Pascal bukan seorang altruis. Tapi dia sadar akan realitas sosialnya sebagai
manusia. Hidup adalah perjuangan untuk memenuhi kepentingan diri sambil
membuka ruang bagi orang lain untuk berkembang dan berkreasi. Pemenuhan
ego tak perlu mengorbankan orang lain. Sebaliknya, harmonisasi antara kedua
unsur tersebut sangat menentukan level humane, tingkat kesejatian eksistensi
kemanusiaan kita.
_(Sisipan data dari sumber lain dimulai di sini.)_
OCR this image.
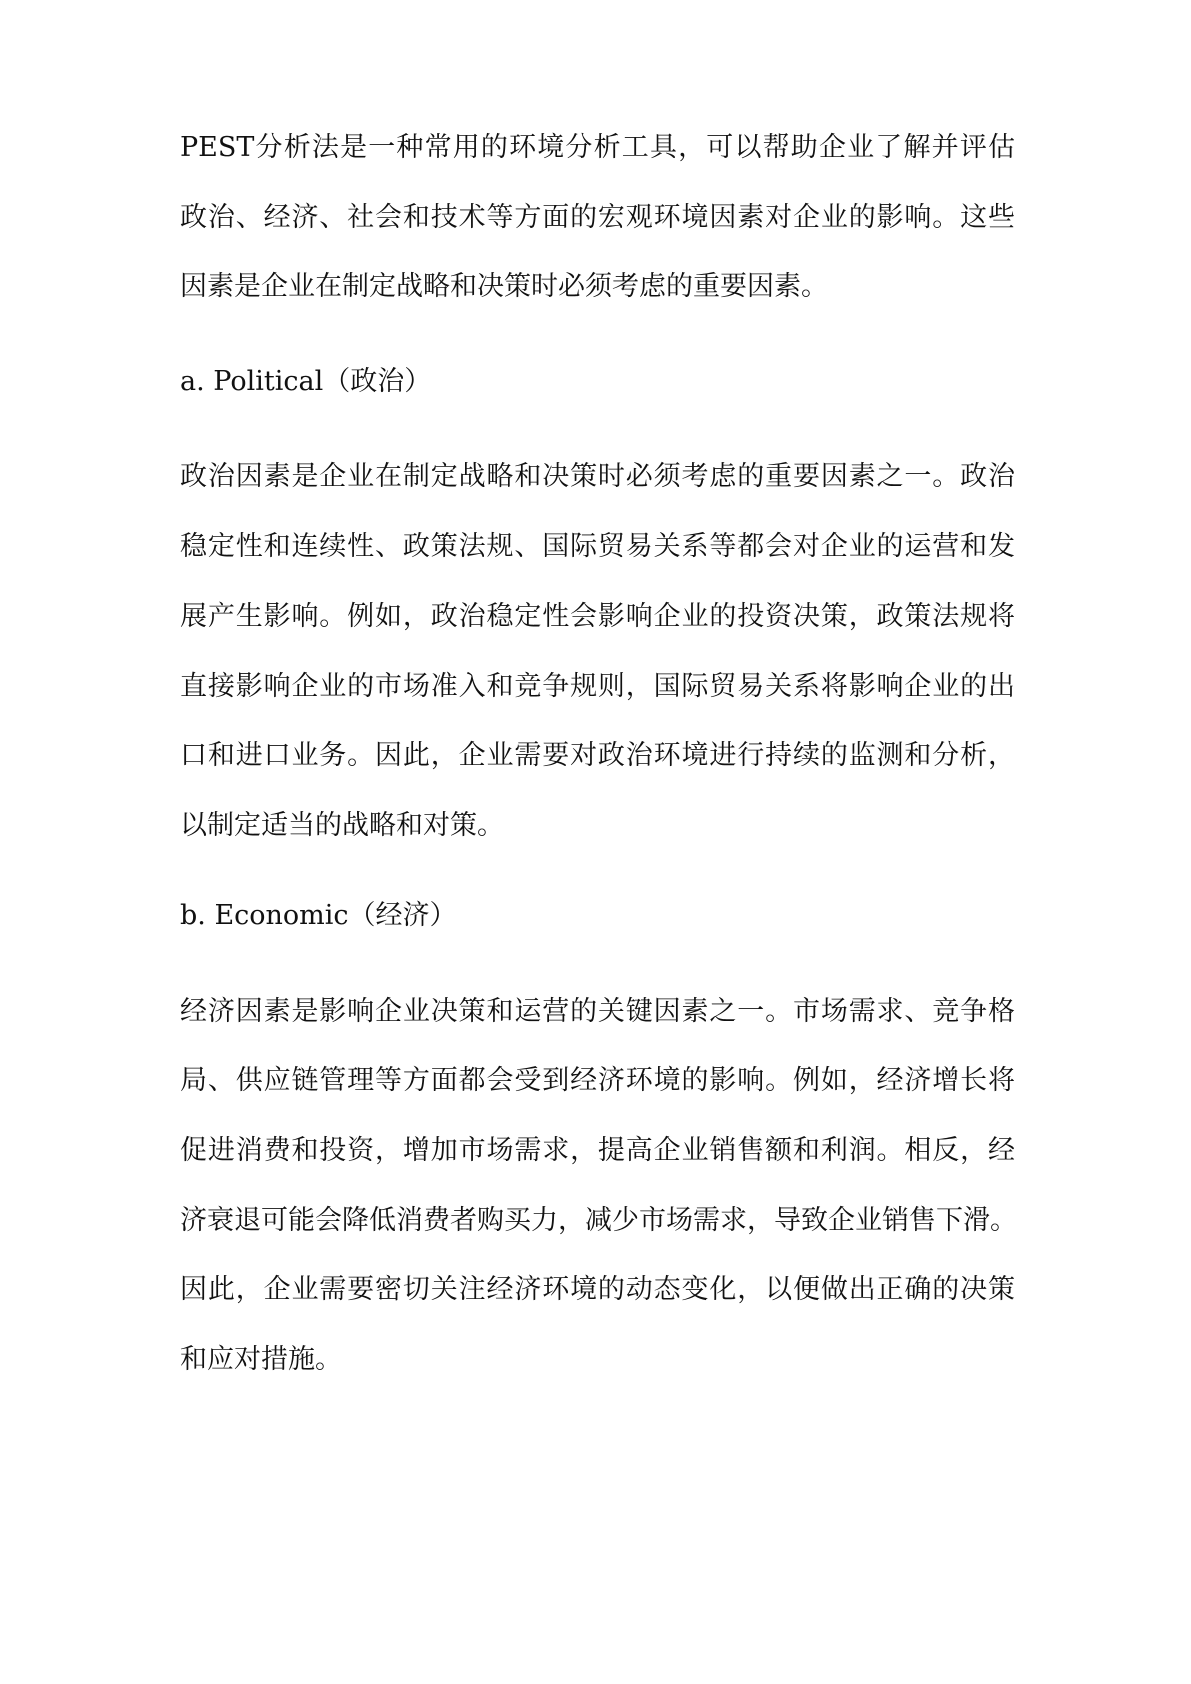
PEST分析法是一种常用的环境分析工具，可以帮助企业了解并评估
政治、经济、社会和技术等方面的宏观环境因素对企业的影响。这些
因素是企业在制定战略和决策时必须考虑的重要因素。
a. Political（政治）
政治因素是企业在制定战略和决策时必须考虑的重要因素之一。政治
稳定性和连续性、政策法规、国际贸易关系等都会对企业的运营和发
展产生影响。例如，政治稳定性会影响企业的投资决策，政策法规将
直接影响企业的市场准入和竞争规则，国际贸易关系将影响企业的出
口和进口业务。因此，企业需要对政治环境进行持续的监测和分析，
以制定适当的战略和对策。
b. Economic（经济）
经济因素是影响企业决策和运营的关键因素之一。市场需求、竞争格
局、供应链管理等方面都会受到经济环境的影响。例如，经济增长将
促进消费和投资，增加市场需求，提高企业销售额和利润。相反，经
济衰退可能会降低消费者购买力，减少市场需求，导致企业销售下滑。
因此，企业需要密切关注经济环境的动态变化，以便做出正确的决策
和应对措施。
Pascal telah mendekati level itu walaupun di sisi lain ia
harus mengorbankan hal lain, yang membuatnya terlihat tak normal, anomali
bagi kebanyakan warga Jakarta. Ia membuktikan dalam hidupnya bahwa ia tak
mungkin menjadi Gayus bila berada dalam posisi dan kesempatan yang sama.
Sementara itu, kita, saya & Anda, mungkin hanyalah ”gayus-like” , tanpa
kesempatan dan posisi seperti dirinya.